My entire life I have wrestled with a pendulum of emotion of going back and forth between the feelings of being loved and then unloved.
My traumatic childhood plays into this pendulum. I was born loved. My mother died when I was four. My very young mind translated this as being unloved. My father married my wonderful step mother. I was loved. Four years later my father divorced her and sent me to live with his brother. I was abandoned and unloved.
This “He loves me/He loves me not syndrome” was a pattern that developed in my spirit. It was programmed into my blueprint. “Sometimes I’m loved but it will always swing back to being unloved.”
This became my blueprint for a relationship with the Lord. Sometimes I could feel His deep and unending love for me and then a few days later I couldn’t find His presence anywhere! In my fear of being abandoned by Him, I learned to go to extreme lengths to get God to love me. Excessive Bible reading, excessive prayer and worship sessions were all I knew to do please God so He would not leave me. Of course, I simply wore myself out looking for something that I already had… I was already perfectly and constantly loved.
It did not matter how hard I tried to get off the pendulum. It did not matter how much I prayed. It did not matter how much I read the word, the feeling of being abandoned by God would always come back.

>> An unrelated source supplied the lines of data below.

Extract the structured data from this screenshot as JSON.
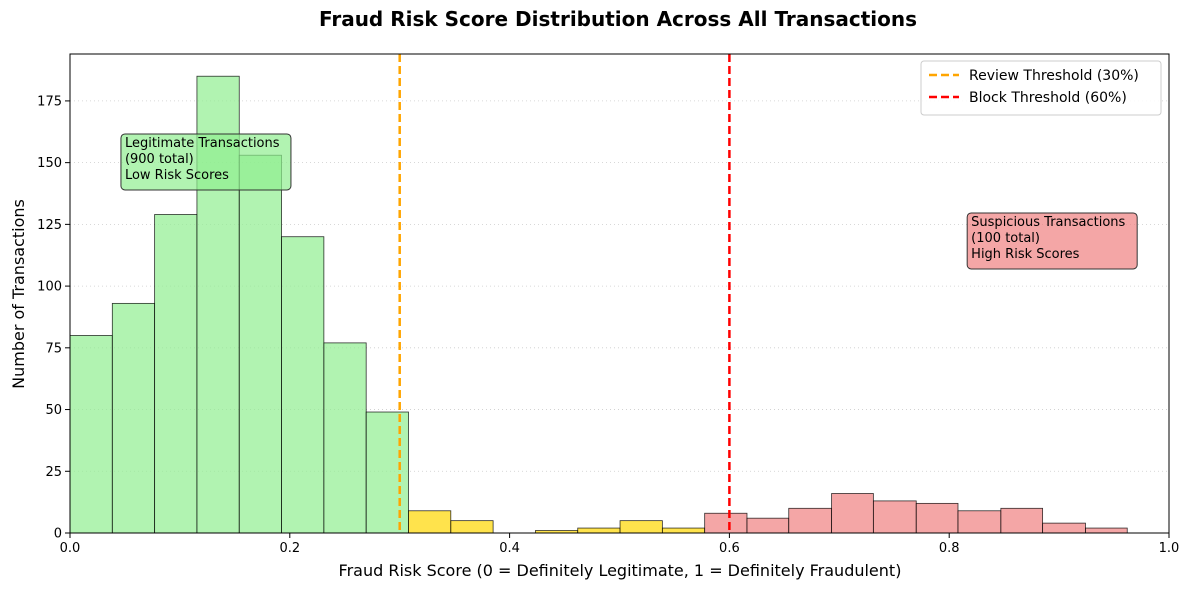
{
  "chart_data": {
    "type": "bar",
    "title": "Fraud Risk Score Distribution Across All Transactions",
    "xlabel": "Fraud Risk Score (0 = Definitely Legitimate, 1 = Definitely Fraudulent)",
    "ylabel": "Number of Transactions",
    "xlim": [
      0,
      1
    ],
    "ylim": [
      0,
      194
    ],
    "x_ticks": [
      "0.0",
      "0.2",
      "0.4",
      "0.6",
      "0.8",
      "1.0"
    ],
    "y_ticks": [
      "0",
      "25",
      "50",
      "75",
      "100",
      "125",
      "150",
      "175"
    ],
    "grid": "horizontal dotted",
    "legend_position": "top-right",
    "thresholds": [
      {
        "label": "Review Threshold (30%)",
        "x": 0.3,
        "color": "#ffa500"
      },
      {
        "label": "Block Threshold (60%)",
        "x": 0.6,
        "color": "#ff0000"
      }
    ],
    "bins": [
      {
        "start": 0.0,
        "end": 0.0385,
        "value": 80,
        "group": "legitimate"
      },
      {
        "start": 0.0385,
        "end": 0.077,
        "value": 93,
        "group": "legitimate"
      },
      {
        "start": 0.077,
        "end": 0.1155,
        "value": 129,
        "group": "legitimate"
      },
      {
        "start": 0.1155,
        "end": 0.154,
        "value": 185,
        "group": "legitimate"
      },
      {
        "start": 0.154,
        "end": 0.1925,
        "value": 153,
        "group": "legitimate"
      },
      {
        "start": 0.1925,
        "end": 0.231,
        "value": 120,
        "group": "legitimate"
      },
      {
        "start": 0.231,
        "end": 0.2695,
        "value": 77,
        "group": "legitimate"
      },
      {
        "start": 0.2695,
        "end": 0.308,
        "value": 49,
        "group": "legitimate"
      },
      {
        "start": 0.308,
        "end": 0.3465,
        "value": 9,
        "group": "review"
      },
      {
        "start": 0.3465,
        "end": 0.385,
        "value": 5,
        "group": "review"
      },
      {
        "start": 0.385,
        "end": 0.4235,
        "value": 0,
        "group": "review"
      },
      {
        "start": 0.4235,
        "end": 0.462,
        "value": 1,
        "group": "review"
      },
      {
        "start": 0.462,
        "end": 0.5005,
        "value": 2,
        "group": "review"
      },
      {
        "start": 0.5005,
        "end": 0.539,
        "value": 5,
        "group": "review"
      },
      {
        "start": 0.539,
        "end": 0.5775,
        "value": 2,
        "group": "review"
      },
      {
        "start": 0.5775,
        "end": 0.616,
        "value": 8,
        "group": "block"
      },
      {
        "start": 0.616,
        "end": 0.654,
        "value": 6,
        "group": "block"
      },
      {
        "start": 0.654,
        "end": 0.693,
        "value": 10,
        "group": "block"
      },
      {
        "start": 0.693,
        "end": 0.731,
        "value": 16,
        "group": "block"
      },
      {
        "start": 0.731,
        "end": 0.77,
        "value": 13,
        "group": "block"
      },
      {
        "start": 0.77,
        "end": 0.808,
        "value": 12,
        "group": "block"
      },
      {
        "start": 0.808,
        "end": 0.847,
        "value": 9,
        "group": "block"
      },
      {
        "start": 0.847,
        "end": 0.885,
        "value": 10,
        "group": "block"
      },
      {
        "start": 0.885,
        "end": 0.924,
        "value": 4,
        "group": "block"
      },
      {
        "start": 0.924,
        "end": 0.962,
        "value": 2,
        "group": "block"
      }
    ],
    "colors": {
      "legitimate": "#90ee90",
      "review": "#ffd700",
      "block": "#f08080"
    },
    "annotations": [
      {
        "lines": [
          "Legitimate Transactions",
          "(900 total)",
          "Low Risk Scores"
        ],
        "x": 0.05,
        "y": 160,
        "color": "#90ee90"
      },
      {
        "lines": [
          "Suspicious Transactions",
          "(100 total)",
          "High Risk Scores"
        ],
        "x": 0.82,
        "y": 128,
        "color": "#f08080"
      }
    ]
  }
}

I wish I could tell you that there was one pat prayer that took away my “He loves me/He loves me not syndrome.” It was not one big prayer that delivered me from this syndrome… it was a thousand little ones.
As I came to understand what the enemy did to my spirit, how he planted a false blueprint inside of me, I began to ask God to pull it up little by little. I was honest with God about how I felt in the “He loves me not” portion of the pendulum. He let me pour out my complaint (sometimes through angry words and hot tears). He was more patient with me than I have any right to expect. But He saw that I had been programmed with a wrong blueprint and He stayed through the ugliness to redeem what was good.
It was a long road… a VERY long road to scrape up that evil blueprint off of my spirit.
There is only the tiniest residue still on my spirit from those early days. The evil blueprint has been replaced with the correct blueprint that God’s love for me is perfect and I can’t do anything to make Him love me more. And I can’t do anything to lose His presence – for He will never leave me or forsake me.
Maybe some of you feel abandoned by God. Maybe some of you suffer with the same “He loves me/He loves me not syndrome.” I hope that this testimony encourages you that there is light at the end of the tunnel. There can be an end to the pendulum. I wish I could wave a wand and deliver you from it… but it takes perseverance and faith to get the false blueprint out of your spirit.
I’m actually grateful for the long walk to freedom. I know God’s character so much better. I know His still small voice and my faith has increased a 1000% since being on this journey.
Friends… God loves each of us right where we’re at and He is ready and willing to heal us from our false blueprints.
Take a step toward Him today and ask for the truth about anything false that the enemy might have programmed in your spirit. Ask Him to imprint His Kingdom blueprint on your spirit instead and then persevere!
I ask God to quicken your spirit to understand the true depth of His love for you!